Die Beschwerdeführerin tritt der maßgeblichen Bescheidannahme, sie sei mit dem von der österreichischen Botschaft in Belgrad ausgestellten Sichtvermerk mit Geltungsdauer vom 15. April 1997 bis 22. April 1997 in das Bundesgebiet eingereist und halte sich seither in Österreich auf, nicht entgegen. In diesem Zusammenhang kann es dahingestellt bleiben, ob es sich bei diesem Sichtvermerk - wie von der belangten Behörde festgestellt - um ein Reisevisum, oder aber, wie die Beschwerdeführerin behauptet, um einen Touristensichtvermerk handelte. In beiden Fällen wäre der Versagungsgrund des § 10 Abs. 1 Z. 2 FrG 1997 verwirklicht.

Dieser Beurteilung stehen auch die von der Beschwerdeführerin ins Treffen geführten Gründe für ihre Einreise nach Österreich nach ihrer Antragstellung nicht entgegen.

Die Erteilung einer Niederlassungsbewilligung aufgrund des gegenständlichen Antrages der Beschwerdeführerin war nach dem Vorgesagten daher ausgeschlossen.

Dem steht die in § 10 Abs. 4 FrG 1997 vorgesehene Möglichkeit, unter näher umschriebenen Voraussetzungen trotz Vorliegens des in Rede stehenden Versagungsgrundes von Amts wegen eine Aufenthaltserlaubnis zu erteilen, nicht entgegen. Ein subjektives Recht des Fremden auf Erteilung eines solchen Aufenthaltstitels besteht allerdings nicht.

Ebenso wenig sind bei einer auf § 10 Abs. 1 Z. 2 FrG 1997 gestützten Entscheidung die privaten und familiären Verhältnisse des Fremden im Sinne des Art. 8 MRK zu berücksichtigen (vgl. auch hiezu das bereits zitierte hg. Erkenntnis vom heutigen Tag, auf dessen Entscheidungsgründe auch insoweit gemäß § 43 Abs. 2 VwGG verwiesen wird).

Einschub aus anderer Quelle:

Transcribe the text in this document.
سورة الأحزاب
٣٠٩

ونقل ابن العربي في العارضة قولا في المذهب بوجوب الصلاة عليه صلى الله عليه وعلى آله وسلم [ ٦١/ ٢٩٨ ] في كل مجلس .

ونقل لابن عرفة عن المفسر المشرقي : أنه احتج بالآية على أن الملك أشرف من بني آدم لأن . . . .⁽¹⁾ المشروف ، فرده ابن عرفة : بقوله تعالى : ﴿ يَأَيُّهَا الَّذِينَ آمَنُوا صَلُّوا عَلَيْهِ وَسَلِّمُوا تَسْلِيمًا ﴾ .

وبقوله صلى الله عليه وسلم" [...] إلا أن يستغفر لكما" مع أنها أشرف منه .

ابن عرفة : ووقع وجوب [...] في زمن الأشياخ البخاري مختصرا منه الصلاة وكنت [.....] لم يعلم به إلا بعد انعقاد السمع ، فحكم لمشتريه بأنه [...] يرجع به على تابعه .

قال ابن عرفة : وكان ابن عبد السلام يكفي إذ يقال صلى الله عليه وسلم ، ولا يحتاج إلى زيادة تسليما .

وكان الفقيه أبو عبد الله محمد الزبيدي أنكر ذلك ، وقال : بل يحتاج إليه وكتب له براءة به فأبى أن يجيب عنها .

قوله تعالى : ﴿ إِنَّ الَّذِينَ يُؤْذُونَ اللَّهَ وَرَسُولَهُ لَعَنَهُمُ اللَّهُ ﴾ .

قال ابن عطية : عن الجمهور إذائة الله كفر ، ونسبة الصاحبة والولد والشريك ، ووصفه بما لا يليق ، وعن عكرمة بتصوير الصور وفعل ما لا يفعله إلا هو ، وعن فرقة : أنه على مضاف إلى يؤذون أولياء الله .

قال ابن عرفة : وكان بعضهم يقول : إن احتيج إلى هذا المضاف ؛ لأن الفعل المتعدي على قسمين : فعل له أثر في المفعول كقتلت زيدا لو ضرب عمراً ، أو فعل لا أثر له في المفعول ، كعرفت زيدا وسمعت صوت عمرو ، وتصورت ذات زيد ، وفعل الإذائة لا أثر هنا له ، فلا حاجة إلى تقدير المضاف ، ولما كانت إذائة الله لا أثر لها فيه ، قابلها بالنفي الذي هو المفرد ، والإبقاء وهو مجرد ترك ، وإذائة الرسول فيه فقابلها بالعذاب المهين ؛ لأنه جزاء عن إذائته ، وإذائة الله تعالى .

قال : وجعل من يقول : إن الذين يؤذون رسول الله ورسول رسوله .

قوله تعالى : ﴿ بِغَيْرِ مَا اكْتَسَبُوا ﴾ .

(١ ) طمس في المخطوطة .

Schließlich kann die Beschwerdeführerin die von ihr behauptete Säumnis der belangten Behörde (richtig wohl: der erstinstanzlichen Behörde) mit der Entscheidung über ihren am 23. Juni 1997 eingelangten Wiedereinsetzungsantrag - dessen Sinnhaftigkeit dahinstehen kann - nicht erfolgreich mit der vorliegenden Beschwerde gegen den Bescheid des Bundesministers für Inneres vom 30. Juni 1998 geltend machen.

Aus diesen Erwägungen war die Beschwerde gemäß § 42 Abs. 1 VwGG als unbegründet abzuweisen, ohne dass auf den von der belangten Behörde herangezogenen weiteren Versagungsgrund einzugehen gewesen wäre.

Die Kostenentscheidung gründet sich auf die §§ 47 ff VwGG in Verbindung mit der Verordnung BGBl. Nr. 416/1994.